C'est presque trop facile de frapper sur Bob Gainey ces temps-ci. En fait, c'est rendu un hobby. J'ai même reçu des courriels d'experts tout récemment, vous savez, des experts qui s'amusent à décoder le langage corporel de monsieur Bob. Trop tendu, trop fermé, trop ci, trop ça, regardez ce que ça fait au moral de l'équipe, affirment-ils en substance... L'heure est grave, mesdames et messieurs.

Les tics de monsieur Bob, moi, ça ne m'énerve pas trop. Ce que je trouve un peu plus inquiétant, par contre, c'est la fameuse question des 11 joueurs sans contrat pour la saison prochaine. Parce qu'elle explique en partie pourquoi cette équipe se bat présentement pour sa survie.

On a toujours cru, naïvement peut-être, qu'un joueur sans contrat, ça joue chaque match comme si c'était son dernier. L'idée étant, bien sûr, de faire grimper sa valeur et de récolter un immense chèque au cours de l'été.

Pourtant, c'est exactement le contraire qui se produit au Centre Bell. On y voit des joueurs sans contrat qui n'ont pas l'air de trop s'en faire avec la vie. Étrange, non?

«Ce n'est pas si étrange que ça, m'a expliqué hier un dirigeant d'une équipe adverse, sous le couvert de l'anonymat. Les joueurs savent qu'ils auront toujours une porte de sortie. Ils savent que s'ils ne jouent pas à Montréal, il va toujours y avoir trois ou quatre équipes qui vont se battre pour eux.»

Appelons ça le phénomène Michael Ryder. Vous vous souvenez de cet attaquant sibyllin? Vous savez, celui qui a disputé la saison 2007-2008 à Montréal avec la même passion que le type qui doit nettoyer les toilettes au resto du coin. On l'avait même vu fabriquer des avions de papier quand il était en pénitence sur la galerie de presse...

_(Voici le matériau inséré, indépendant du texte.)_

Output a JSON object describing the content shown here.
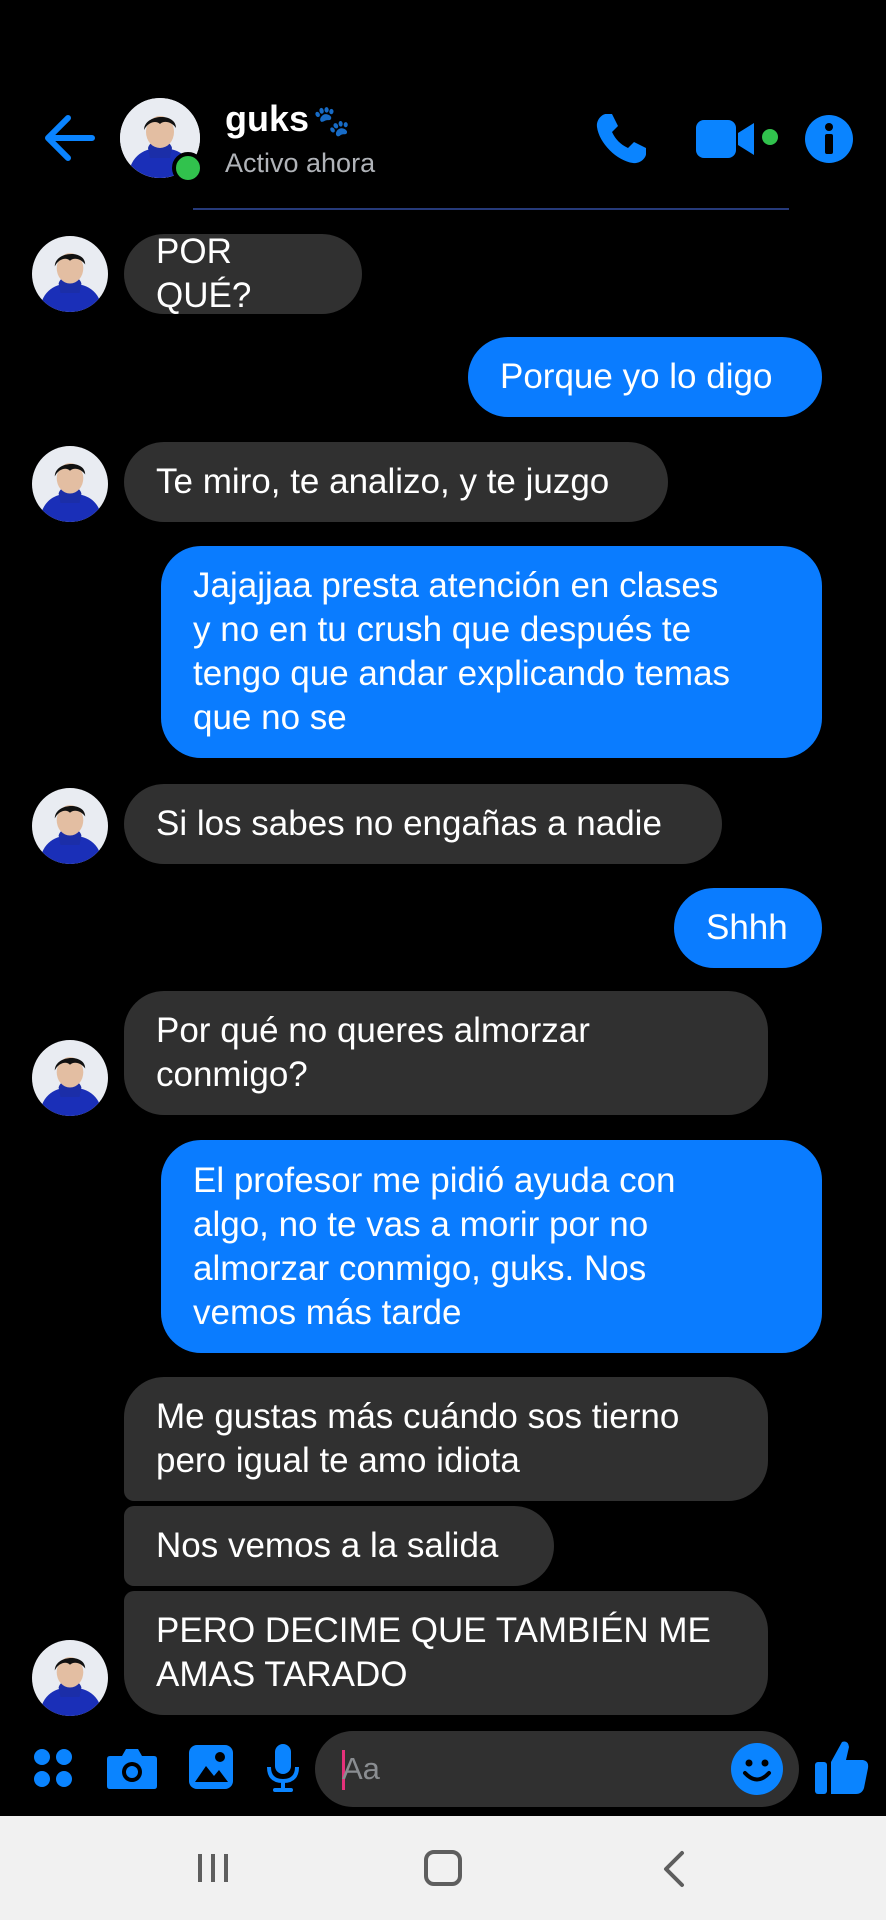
{
  "header": {
    "back_icon": "back-arrow-icon",
    "contact_name": "guks",
    "name_emoji": "🐾",
    "status": "Activo ahora",
    "call_icon": "phone-icon",
    "video_icon": "video-camera-icon",
    "info_icon": "info-icon"
  },
  "messages": [
    {
      "from": "them",
      "text": "POR QUÉ?"
    },
    {
      "from": "me",
      "text": "Porque yo lo digo"
    },
    {
      "from": "them",
      "text": "Te miro, te analizo, y te juzgo"
    },
    {
      "from": "me",
      "text": "Jajajjaa presta atención en clases\ny no en tu crush que después te\ntengo que andar explicando temas\nque no se"
    },
    {
      "from": "them",
      "text": "Si los sabes no engañas a nadie"
    },
    {
      "from": "me",
      "text": "Shhh"
    },
    {
      "from": "them",
      "text": "Por qué no queres almorzar\nconmigo?"
    },
    {
      "from": "me",
      "text": "El profesor me pidió ayuda con\nalgo, no te vas a morir por no\nalmorzar conmigo, guks. Nos\nvemos más tarde"
    },
    {
      "from": "them",
      "text": "Me gustas más cuándo sos tierno\npero igual te amo idiota"
    },
    {
      "from": "them",
      "text": "Nos vemos a la salida"
    },
    {
      "from": "them",
      "text": "PERO DECIME QUE TAMBIÉN ME\nAMAS TARADO"
    }
  ],
  "composer": {
    "placeholder": "Aa",
    "apps_icon": "apps-grid-icon",
    "camera_icon": "camera-icon",
    "gallery_icon": "image-icon",
    "mic_icon": "microphone-icon",
    "emoji_icon": "emoji-icon",
    "like_icon": "thumbs-up-icon"
  },
  "colors": {
    "accent": "#0a7cff",
    "incoming_bubble": "#303030",
    "online": "#31c24d",
    "background": "#000000"
  }
}
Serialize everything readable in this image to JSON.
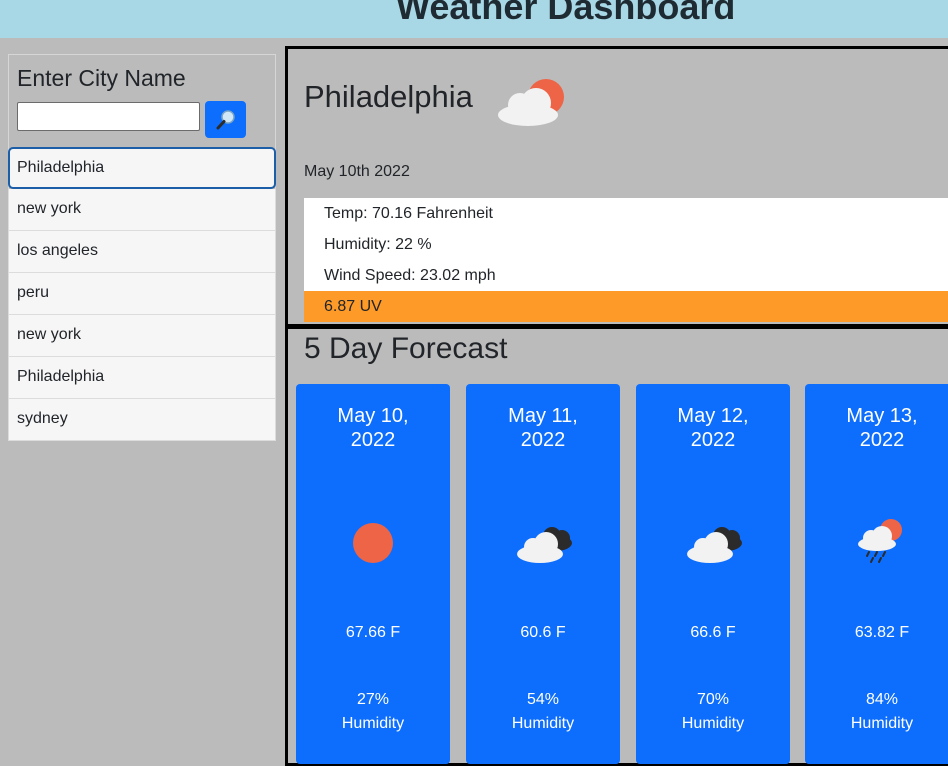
{
  "header": {
    "title": "Weather Dashboard"
  },
  "sidebar": {
    "label": "Enter City Name",
    "search_value": "",
    "search_placeholder": "",
    "history": [
      "Philadelphia",
      "new york",
      "los angeles",
      "peru",
      "new york",
      "Philadelphia",
      "sydney"
    ]
  },
  "current": {
    "city": "Philadelphia",
    "icon": "sun-behind-cloud-icon",
    "date": "May 10th 2022",
    "temp": "Temp: 70.16 Fahrenheit",
    "humidity": "Humidity: 22 %",
    "wind": "Wind Speed: 23.02 mph",
    "uv": "6.87 UV",
    "uv_color": "#fd9a28"
  },
  "forecast": {
    "title": "5 Day Forecast",
    "cards": [
      {
        "date_line1": "May 10,",
        "date_line2": "2022",
        "icon": "sun-icon",
        "temp": "67.66 F",
        "humidity_value": "27%",
        "humidity_label": "Humidity"
      },
      {
        "date_line1": "May 11,",
        "date_line2": "2022",
        "icon": "dark-clouds-icon",
        "temp": "60.6 F",
        "humidity_value": "54%",
        "humidity_label": "Humidity"
      },
      {
        "date_line1": "May 12,",
        "date_line2": "2022",
        "icon": "dark-clouds-icon",
        "temp": "66.6 F",
        "humidity_value": "70%",
        "humidity_label": "Humidity"
      },
      {
        "date_line1": "May 13,",
        "date_line2": "2022",
        "icon": "rain-sun-cloud-icon",
        "temp": "63.82 F",
        "humidity_value": "84%",
        "humidity_label": "Humidity"
      }
    ]
  },
  "colors": {
    "header_bg": "#a8d8e6",
    "card_bg": "#0d6efd",
    "page_bg": "#bbbbbb",
    "uv": "#fd9a28"
  }
}
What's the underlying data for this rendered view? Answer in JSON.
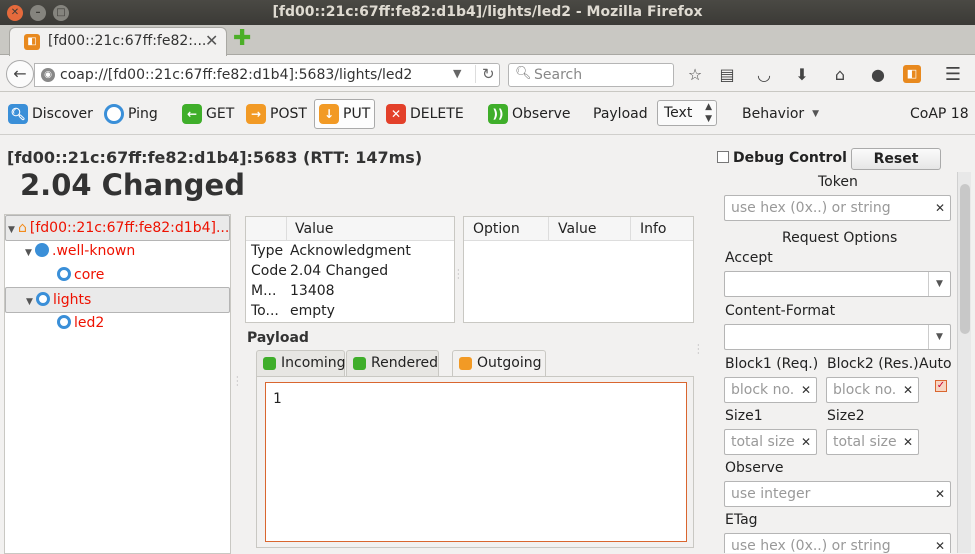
{
  "window": {
    "title": "[fd00::21c:67ff:fe82:d1b4]/lights/led2 - Mozilla Firefox"
  },
  "tab": {
    "title": "[fd00::21c:67ff:fe82:...",
    "close": "✕",
    "new": "✚"
  },
  "nav": {
    "url": "coap://[fd00::21c:67ff:fe82:d1b4]:5683/lights/led2",
    "search_placeholder": "Search"
  },
  "toolbar": {
    "discover": "Discover",
    "ping": "Ping",
    "get": "GET",
    "post": "POST",
    "put": "PUT",
    "delete": "DELETE",
    "observe": "Observe",
    "payload_label": "Payload",
    "payload_type": "Text",
    "behavior": "Behavior",
    "version": "CoAP 18"
  },
  "response": {
    "host": "[fd00::21c:67ff:fe82:d1b4]:5683 (RTT: 147ms)",
    "status": "2.04 Changed"
  },
  "tree": {
    "root": "[fd00::21c:67ff:fe82:d1b4]...",
    "well_known": ".well-known",
    "core": "core",
    "lights": "lights",
    "led2": "led2"
  },
  "message": {
    "header_value": "Value",
    "rows": [
      {
        "k": "Type",
        "v": "Acknowledgment"
      },
      {
        "k": "Code",
        "v": "2.04 Changed"
      },
      {
        "k": "M...",
        "v": "13408"
      },
      {
        "k": "To...",
        "v": "empty"
      }
    ]
  },
  "options": {
    "col_option": "Option",
    "col_value": "Value",
    "col_info": "Info"
  },
  "payload": {
    "label": "Payload",
    "tab_incoming": "Incoming",
    "tab_rendered": "Rendered",
    "tab_outgoing": "Outgoing",
    "content": "1"
  },
  "debug": {
    "label": "Debug Control",
    "reset": "Reset",
    "token": "Token",
    "token_placeholder": "use hex (0x..) or string",
    "request_options": "Request Options",
    "accept": "Accept",
    "content_format": "Content-Format",
    "block1": "Block1 (Req.)",
    "block2": "Block2 (Res.)",
    "auto": "Auto",
    "block_placeholder": "block no.",
    "size1": "Size1",
    "size2": "Size2",
    "size_placeholder": "total size",
    "observe": "Observe",
    "observe_placeholder": "use integer",
    "etag": "ETag",
    "etag_placeholder": "use hex (0x..) or string"
  }
}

Or, les Bruins de Boston ont récompensé Ryder avec un joli salaire de quatre millions de dollars cette saison.

«C'est ça qui est décevant, a ajouté le dirigeant. Le gars ne fout rien pendant toute l'année, il s'en va ailleurs et il obtient ce contrat-là... Je le répète, les joueurs ont toujours une porte de sortie. Si ça fait pas l'affaire à un endroit, ça va faire l'affaire ailleurs.»

C'est précisément là où Bob Gainey a perdu son pari cette saison: en pensant que ses 11 joueurs sans contrat allaient tous se défoncer pour la cause. Mais ce n'est pas arrivé. Même Mike Komisarek, celui en qui les attentes étaient si énormes, s'est transformé en défenseur parfaitement ordinaire.

Là-dessus, par contre, mon dirigeant anonyme a sa petite explication.

«Le gros problème du Canadien, c'est que Carey Price a eu de la misère devant son filet, a-t-il ajouté. Il y a eu les blessures à Lang et Tanguay, mais c'est sur Price que le Canadien misait. Et quand ton gardien éprouve des difficultés, ça met en évidence les faiblesses des autres joueurs. Soudainement, tout le monde joue avec moins de confiance. C'est ce qui est arrivé avec Komisarek; on a vu ses faiblesses parce que le gardien joue mal.

«L'autre chose, c'est que les joueurs sans contrat, souvent, pensent juste à aller chercher des points. Ils pensent à leurs statistiques. Ça veut dire qu'en zone défensive, ces gars-là sont peut-être moins concentrés qu'à l'habitude.»

J'ai quand même des petites nouvelles pour ces joueurs du Canadien qui pensent que ça va être mieux ailleurs: avec un plafond salarial qui est appelé à baisser dramatiquement d'ici deux ans, avec cette nouvelle réalité économique guère réjouissante, les équipes vont sans doute être plus prudentes à l'avenir. Ceux qui croyaient pouvoir s'acheter une villa à Malibu et une autre à South Beach avec leur nouveau contrat vont peut-être devoir se contenter d'un bungalow à Brossard, finalement.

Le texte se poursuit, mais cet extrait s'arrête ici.